A partir de juin, nous avons développé une politique de refus des fouilles et des interdictions de manifs qui, à notre échelle, a eu un impact positif sur notre capacité à entraîner largement autour de nous lors de ce mouvement. Ce cortège est issu d’une pratique commune progressive de structuration face aux violences policières et aux tentatives de divisions et d’intimidation.
Et maintenant ?
Il s’agit pour nous de continuer à s’appuyer sur ce cadre pour regrouper et impulser des mobilisations. Pour cela, nous poursuivons les réunions hebdomadaires et notre activité.

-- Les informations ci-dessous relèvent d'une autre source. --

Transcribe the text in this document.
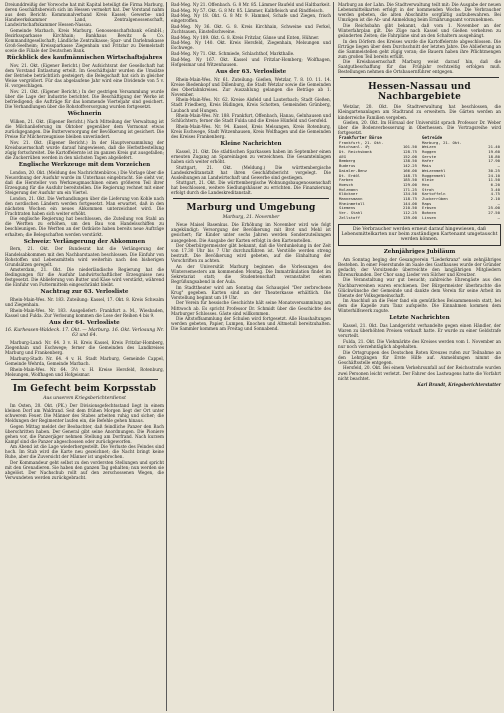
Dreiunddreißig der Vorwoche hat mit Kapital beteiligt die Firma Marburg, deren Geschäftsbereich sich im Hessen vermehrt hat. Der Vorstand nahm aus dem Bericht: Kommunalverband Kreis Kassel; Gewerbe- und Handwerkskammer Land, Zentralgenossenschaft, Landwirtschaftskammer Hessen-Nassau.

Gemeinde Marbach, Kreis Marburg. Genossenschaftsbank eGmbH.; Bezirkssparkasse Kirchhain; Bankhaus Bewitz & Co. Kommanditgesellschaft; Ländliche Zentralkasse; Spar- und Darlehnskasse Groß-Seelheim; Kreissparkasse Ziegenhain und Fritzlar zu Diemelstadt sowie die Filiale der Deutschen Bank.

Rückblick des kaufmännischen Wirtschaftsjahres

Nov. 21. Okt. (Eigener Bericht.) Der Aufsichtsrat der Gesellschaft hat dem Vorstand Entlastung erteilt. Im Geschäftsjahr wurden die Umsätze der Betriebe beträchtlich gesteigert; die Belegschaft hat sich in gleicher Weise vergrößert. Für das abgelaufene Jahr wird eine Dividende von 5 v. H. vorgeschlagen.

Nov. 21. Okt. (Eigener Bericht.) In der gestrigen Versammlung wurde über die Lage der Industrie berichtet. Die Beschäftigung der Werke ist befriedigend; die Aufträge für das kommende Vierteljahr sind gesichert. Die Verhandlungen über die Rohstoffversorgung wurden fortgesetzt.

Wöchnerin

Wilken, 21. Okt. (Eigener Bericht.) Nach Mitteilung der Verwaltung ist die Milchanlieferung im Oktober gegenüber dem Vormonat etwas zurückgegangen. Die Butterversorgung der Bevölkerung ist gesichert. Die Preise für Milcherzeugnisse bleiben unverändert.

Nov. 21. Okt. (Eigener Bericht.) In der Hauptversammlung der Kreisbauernschaft wurde darauf hingewiesen, daß die Herbstbestellung zügig fortschreitet. Die Kartoffelernte ist im ganzen Kreis gut ausgefallen; die Zuckerrüben werden in den nächsten Tagen abgeliefert.

Englische Werkzeuge mit dem Vorzeichen

London, 20. Okt. (Meldung des Nachrichtenbüros.) Die Vorlage über die Neuordnung der Ausfuhr wurde im Unterhaus eingebracht. Sie sieht vor, daß die Hersteller von Werkzeugmaschinen einen größeren Teil ihrer Erzeugung für die Ausfuhr bereitstellen. Die Regierung rechnet mit einer Steigerung der Ausfuhr um ein Viertel.

London, 21. Okt. Die Verhandlungen über die Lieferung von Kohle nach den nordischen Ländern werden fortgesetzt. Man erwartet, daß in den nächsten Wochen ein neues Abkommen unterzeichnet wird. Die Frachtraten haben sich weiter erhöht.

Die englische Regierung hat beschlossen, die Zuteilung von Stahl an die Werften zu erhöhen, um den Bau von Handelsschiffen zu beschleunigen. Die Werften an der Ostküste haben bereits neue Aufträge erhalten; die Belegschaften werden verstärkt.

Schweiz: Verlängerung der Abkommen

Bern, 21. Okt. Der Bundesrat hat die Verlängerung der Handelsabkommen mit den Nachbarstaaten beschlossen. Die Einfuhr von Rohstoffen und Lebensmitteln wird weiterhin nach den bisherigen Grundsätzen geregelt.

Amsterdam, 21. Okt. Die niederländische Regierung hat die Bedingungen für die Ausfuhr landwirtschaftlicher Erzeugnisse neu festgesetzt. Die Ablieferung von Butter und Käse wird verstärkt, während die Einfuhr von Futtermitteln eingeschränkt bleibt.

Nachtrag zur 63. Verlosliste

Rhein-Main-Wes. Nr. 183. Zuteilung: Kassel, 17. Okt. 8. Kreis Schwalm und Ziegenhain.

Rhein-Main-Wes. Nr. 183. Ausgeliefert: Frankfurt a. M., Wiesbaden, Kassel und Fulda. Zur Verlosung kommen die Lose der Reihen 4 bis 9.

Aus der 64. Verlosliste
16. Kurhessen-Waldeck. 17. Okt. — Marburg. 16. Okt. Verlosung Nr. 63 und 64.

Marburg-Land: Nr. 64. 3 v. H. Kreis Kassel, Kreis Fritzlar-Homberg, Ziegenhain und Eschwege; ferner die Gemeinden des Landkreises Marburg und Frankenberg.

Marburg-Stadt: Nr. 64. 4 v. H. Stadt Marburg, Gemeinde Cappel, Gemeinde Wehrda, Gemeinde Marbach.

Rhein-Main-Wes. Nr. 64. 3½ v. H. Kreise Hersfeld, Rotenburg, Melsungen, Wolfhagen und Hofgeismar.

Im Gefecht beim Korpsstab
Aus unserem Kriegsberichterdienst

Im Osten, 20. Okt. (PK.) Der Divisionsgefechtsstand liegt in einem kleinen Dorf am Waldrand. Seit dem frühen Morgen liegt der Ort unter schwerem Feuer. Die Männer des Stabes arbeiten ruhig und sicher; die Meldungen der Regimenter laufen ein, die Befehle gehen hinaus.

Gegen Mittag meldet der Beobachter, daß feindliche Panzer den Bach überschritten haben. Der General gibt seine Anordnungen. Die Pioniere gehen vor, die Panzerjäger nehmen Stellung am Dorfrand. Nach kurzem Kampf sind die Panzer abgeschossen oder zurückgeworfen.

Am Abend ist die Lage wiederhergestellt. Die Verluste des Feindes sind hoch. Im Stab wird die Karte neu gezeichnet; die Nacht bringt keine Ruhe, aber die Zuversicht der Männer ist ungebrochen.

Der Kommandeur geht selbst zu den vordersten Stellungen und spricht mit den Grenadieren. Sie haben den ganzen Tag gehalten; nun werden sie abgelöst. Der Nachschub rollt auf den zerschossenen Wegen, die Verwundeten werden zurückgebracht.

Bad-Meg. Ny 21. Offenbach. G. 8 Mr. 85. Lämmer Baufeld und Haltbarkeit.

Bad-Meg. Ny 57. Okt. G. 8 Mr. 85. Lämmer, Kalbfleisch und Rindfleisch.

Bad-Meg. Ny 18. Okt. G. 8 Mr. 9. Hammel, Schafe und Ziegen, frisch eingetroffen.

Bad-Meg. Ny 36. Okt. G. 8. Kreis Kirchhain, Schweine und Ferkel, Zuchtsauen, Einstellschweine.

Bad-Meg. Ny 189. Okt. G. 8. Kreis Fritzlar, Gänse und Enten, Hühner.

Bad-Meg. Ny 140. Okt. Kreis Hersfeld, Ziegenhain, Melsungen und Eschwege.

Bad-Meg. Ny 71. Okt. Schmiede, Schlachthof, Markthalle.

Bad-Meg. Ny 167. Okt. Kassel und Fritzlar-Homberg; Wolfhagen, Hofgeismar und Witzenhausen.

Aus der 63. Verlosliste

Rhein-Main-Wes. Nr. 61. Zuteilung: Gießen, Wetzlar, 7. 8. 10. 11. 14. Kreise Biedenkopf und Dillenburg, die Stadt Wetzlar sowie die Gemeinden des Oberlahnkreises. Zur Auszahlung gelangen die Beträge ab 1. November.

Rhein-Main-Wes. Nr. 62. Kreise Alsfeld und Lauterbach; Stadt Gießen, Stadt Friedberg, Kreis Büdingen, Kreis Schotten, Gemeinden Grünberg, Laubach und Hungen.

Rhein-Main-Wes. Nr. 188. Frankfurt, Offenbach, Hanau, Gelnhausen und Schlüchtern; ferner die Stadt Fulda und die Kreise Hünfeld und Gersfeld.

Rhein-Main-Wes. Nr. 94. Kassel, Kreis Melsungen, Kreis Rotenburg, Kreis Eschwege, Stadt Witzenhausen, Kreis Wolfhagen und die Gemeinden des Kreises Frankenberg.

Kleine Nachrichten

Kassel, 21. Okt. Die städtischen Sparkassen haben im September einen erneuten Zugang an Spareinlagen zu verzeichnen. Die Gesamteinlagen haben sich weiter erhöht.

Stuttgart, 21. Okt. (Meldung.) Die württembergische Landeskreditanstalt hat ihren Geschäftsbericht vorgelegt. Die Ausleihungen an Landwirtschaft und Gewerbe sind gestiegen.

Stuttgart, 21. Okt. Die württembergische Wohnungsbaugenossenschaft hat beschlossen, weitere Siedlungshäuser zu errichten. Die Finanzierung erfolgt durch die Landeskreditanstalt.

Marburg und Umgebung
Marburg, 21. November

Neue Maisel Basenkus. Die Erhöhung im November wird wie folgt angekündigt: Versorgung der Bevölkerung mit Brot und Mehl ist gesichert; für Kinder unter sechs Jahren werden Sonderzuteilungen ausgegeben. Die Ausgabe der Karten erfolgt in den Kartenstellen.

Der Oberbürgermeister gibt bekannt, daß die Verdunkelung in der Zeit von 17.30 Uhr bis 7 Uhr durchzuführen ist. Verstöße werden streng bestraft. Die Bevölkerung wird gebeten, auf die Einhaltung der Vorschriften zu achten.

An der Universität Marburg beginnen die Vorlesungen des Wintersemesters am kommenden Montag. Die Immatrikulation findet im Sekretariat statt; die Studentenschaft veranstaltet einen Begrüßungsabend in der Aula.

Im Stadttheater wird am Sonntag das Schauspiel "Der zerbrochene Krug" gegeben. Karten sind an der Theaterkasse erhältlich. Die Vorstellung beginnt um 19 Uhr.

Der Verein für hessische Geschichte hält seine Monatsversammlung am Mittwoch ab. Es spricht Professor Dr. Schmidt über die Geschichte des Marburger Schlosses. Gäste sind willkommen.

Die Altstoffsammlung der Schulen wird fortgesetzt. Alle Haushaltungen werden gebeten, Papier, Lumpen, Knochen und Altmetall bereitzuhalten. Die Sammler kommen am Freitag und Sonnabend.

Marburg an der Lahn. Die Stadtverwaltung teilt mit: Die Ausgabe der neuen Lebensmittelkarten erfolgt in der kommenden Woche. Die Verbraucher werden gebeten, die alten Abschnitte sorgfältig aufzubewahren. Bei Umzügen ist die Ab- und Anmeldung beim Ernährungsamt vorzunehmen.

Die Reichsbahn gibt bekannt, daß vom 1. November an der Winterfahrplan gilt. Die Züge nach Kassel und Gießen verkehren zu geänderten Zeiten; die Fahrpläne sind an den Schaltern ausgehängt.

In den Dörfern des Kreises wurde die Kartoffelernte abgeschlossen. Die Erträge liegen über dem Durchschnitt der letzten Jahre. Die Ablieferung an die Sammelstellen geht zügig voran; die Bauern haben ihre Pflichtmengen zum großen Teil bereits erfüllt.

Die Kreisbauernschaft Marburg weist darauf hin, daß die Saatgutbeschaffung für das Frühjahr rechtzeitig erfolgen muß. Bestellungen nehmen die Ortsbauernführer entgegen.

Hessen-Nassau und Nachbargebiete

Wetzlar, 20. Okt. Die Stadtverwaltung hat beschlossen, die Kleingartenanlagen am Stadtrand zu erweitern. Die Gärten werden an kinderreiche Familien vergeben.

Gießen, 20. Okt. Im Hörsaal der Universität sprach Professor Dr. Weber über die Bodenverbesserung in Oberhessen. Die Vortragsreihe wird fortgesetzt.

Frankfurter Börse	
Frankfurt, 21. Okt.	
Reichsanl. 4½	101.50
Dt. Reichsbank	128.75
AEG	152.00
Bemberg	138.50
Buderus	142.25
Daimler-Benz	166.00
Dt. Erdöl	148.75
Farben	185.50
Hoesch	129.00
Holzmann	171.25
Klöckner	134.50
Mannesmann	118.75
Rheinmetall	144.00
Siemens	210.50
Ver. Stahl	112.25
Zellstoff	139.00
Getreide	
Marburg, 21. Okt.	
Weizen	21.40
Roggen	19.60
Gerste	18.80
Hafer	17.90
Mais	—
Weizenmehl	30.25
Roggenmehl	24.10
Kleie	11.50
Heu	6.20
Stroh	3.40
Kartoffeln	4.75
Zuckerrüben	2.10
Raps	—
Erbsen	25.00
Bohnen	27.50
Linsen	—
Die Verbraucher werden erneut darauf hingewiesen, daß Lebensmittelkarten nur beim zuständigen Kartenamt umgetauscht werden können.
Zehnjähriges Jubiläum

Am Sonntag beging der Gesangverein "Liederkranz" sein zehnjähriges Bestehen. In einer Feierstunde im Saale des Gasthauses wurde der Gründer gedacht; der Vorsitzende überreichte den langjährigen Mitgliedern Ehrenurkunden. Der Chor sang Lieder von Silcher und Kreutzer.

Die Veranstaltung war gut besucht; zahlreiche Ehrengäste aus den Nachbarvereinen waren erschienen. Der Bürgermeister überbrachte die Glückwünsche der Gemeinde und dankte dem Verein für seine Arbeit im Dienste der Volksgemeinschaft.

Im Anschluß an die Feier fand ein gemütliches Beisammensein statt, bei dem die Kapelle zum Tanz aufspielte. Die Einnahmen kommen dem Winterhilfswerk zugute.

Letzte Nachrichten

Kassel, 21. Okt. Das Landgericht verhandelte gegen einen Händler, der Waren zu überhöhten Preisen verkauft hatte. Er wurde zu einer Geldstrafe verurteilt.

Fulda, 21. Okt. Die Viehmärkte des Kreises werden vom 1. November an nur noch vierzehntäglich abgehalten.

Die Ortsgruppen des Deutschen Roten Kreuzes rufen zur Teilnahme an den Lehrgängen für Erste Hilfe auf. Anmeldungen nimmt die Geschäftsstelle entgegen.

Hersfeld, 20. Okt. Bei einem Verkehrsunfall auf der Reichsstraße wurden zwei Personen leicht verletzt. Der Fahrer des Lastwagens hatte die Vorfahrt nicht beachtet.

Karl Brandt, Kriegsberichterstatter
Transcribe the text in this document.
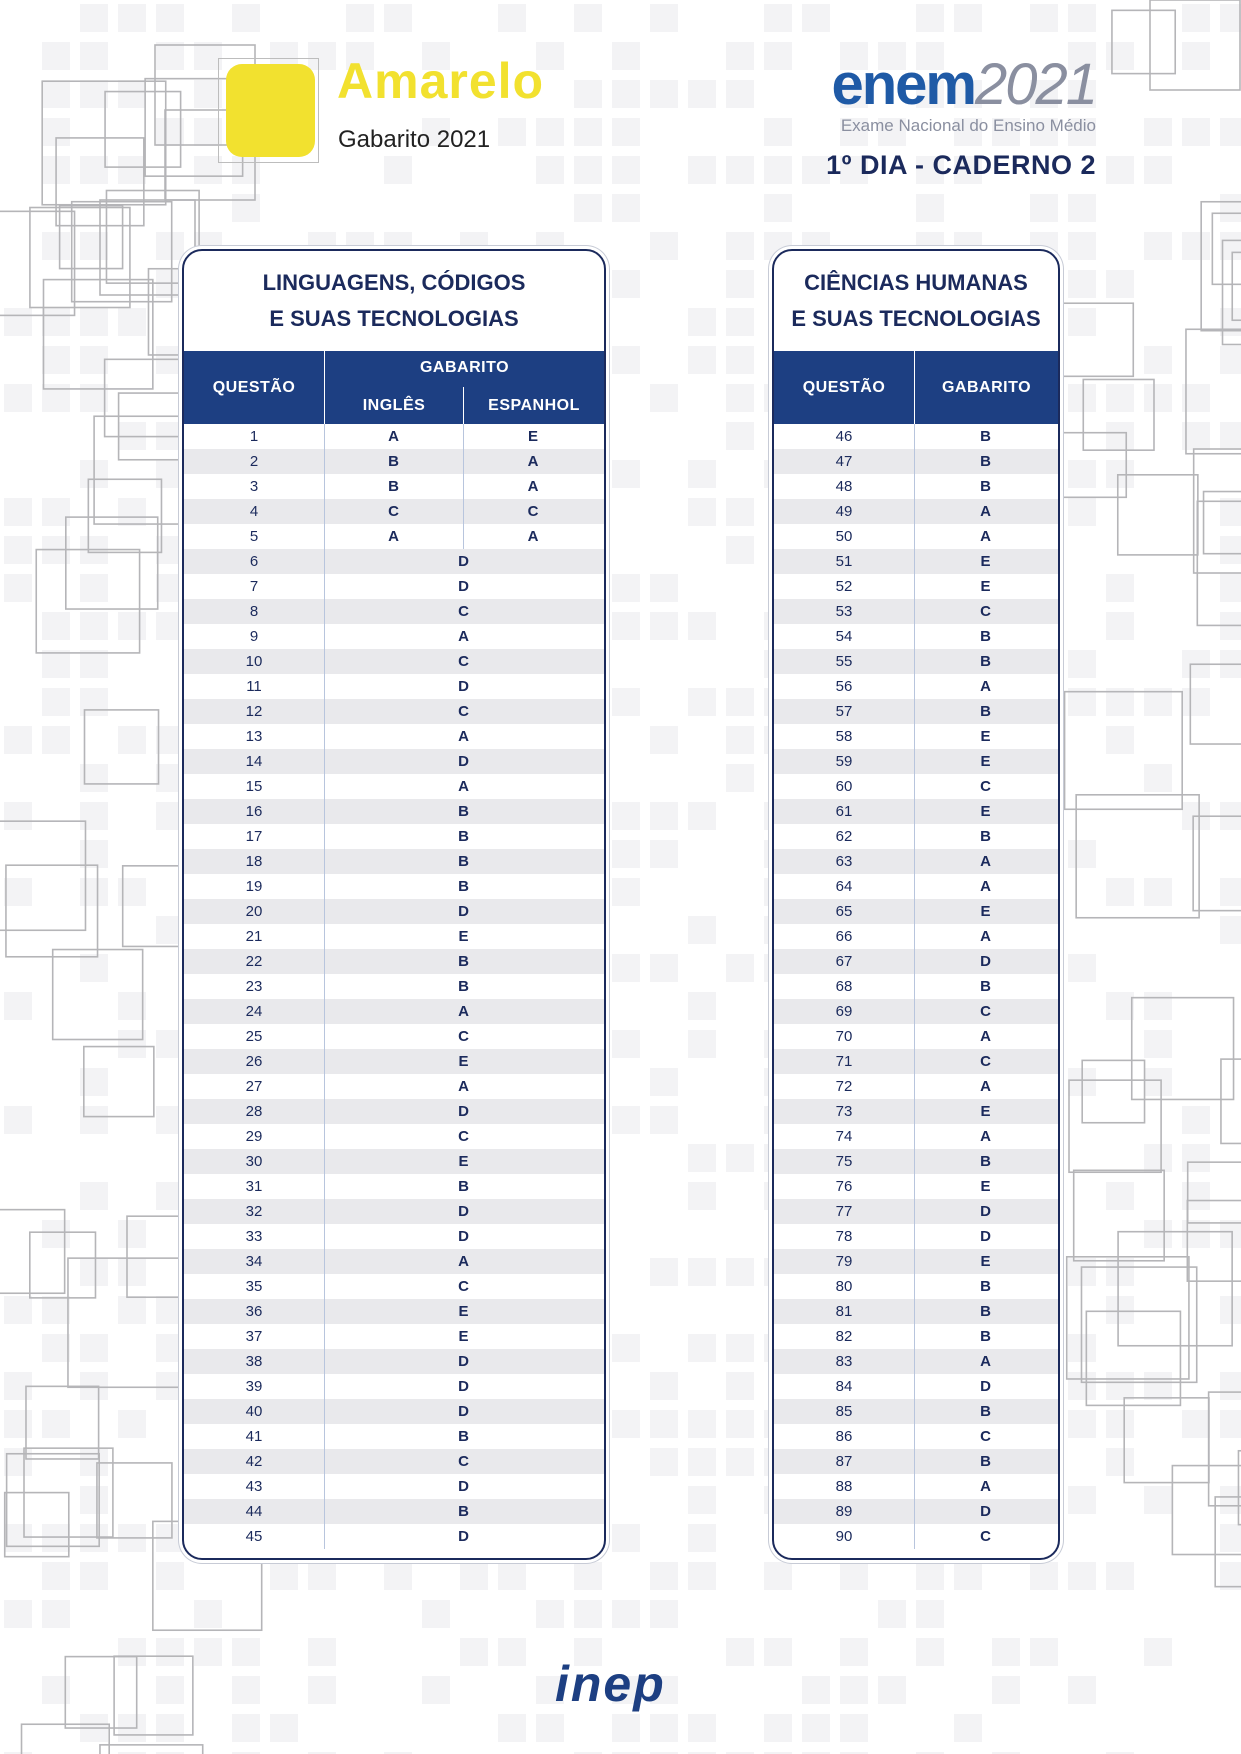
Amarelo
Gabarito 2021
enem2021
Exame Nacional do Ensino Médio
1º DIA - CADERNO 2
LINGUAGENS, CÓDIGOS
E SUAS TECNOLOGIAS
QUESTÃO
GABARITO
INGLÊS	ESPANHOL
1	A	E
2	B	A
3	B	A
4	C	C
5	A	A
6	D
7	D
8	C
9	A
10	C
11	D
12	C
13	A
14	D
15	A
16	B
17	B
18	B
19	B
20	D
21	E
22	B
23	B
24	A
25	C
26	E
27	A
28	D
29	C
30	E
31	B
32	D
33	D
34	A
35	C
36	E
37	E
38	D
39	D
40	D
41	B
42	C
43	D
44	B
45	D
CIÊNCIAS HUMANAS
E SUAS TECNOLOGIAS
QUESTÃO	GABARITO
46	B
47	B
48	B
49	A
50	A
51	E
52	E
53	C
54	B
55	B
56	A
57	B
58	E
59	E
60	C
61	E
62	B
63	A
64	A
65	E
66	A
67	D
68	B
69	C
70	A
71	C
72	A
73	E
74	A
75	B
76	E
77	D
78	D
79	E
80	B
81	B
82	B
83	A
84	D
85	B
86	C
87	B
88	A
89	D
90	C
inep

Il existe un frémissement de mobilisation étudiante, face à la galère récurrente des financements de stages, et nous nous appuyons dessus afin de sensibiliser les salariés en poste et pousser l’intersyndicale à poser de nouvelles dates de mobilisations. Des perspectives sectorielles contre la refonte et le début de processus de privatisation auront vite lieu lors des prochaines échéances publiques des « fossoyeurs du social » (commissions gouvernementales, patronat du secteur qui se restructure pour avancer sa politique). L’expérience des manifestations, des AG, de l’écriture et de la diffusion de tracts, les liens nationaux, et l’activité de nouveaux militants sont autant de points d’appuis pour la suite.
Gagner des travailleurs aux idées révolutionnaires et les organiser
Pendant cinq mois, les membres du NPA sont intervenus de façon très concertée dans cette commission, et en travaillant avec d’autres, ils ont su impulser l’activité, tout en réactualisant l’action syndicale et en mettant en lumière la nécessité d’une structuration propre des travailleuses et travailleurs sociaux dans le NPA.
L’enjeu est de permettre aux camarades du secteur de militer de manière coordonnée – et ainsi, de continuer à impulser des mobilisations là où nous sommes et là où nous regroupons des collègues –, mais également de recruter autour de notre politique révolutionnaire : en bref, de lier agitation et propagande.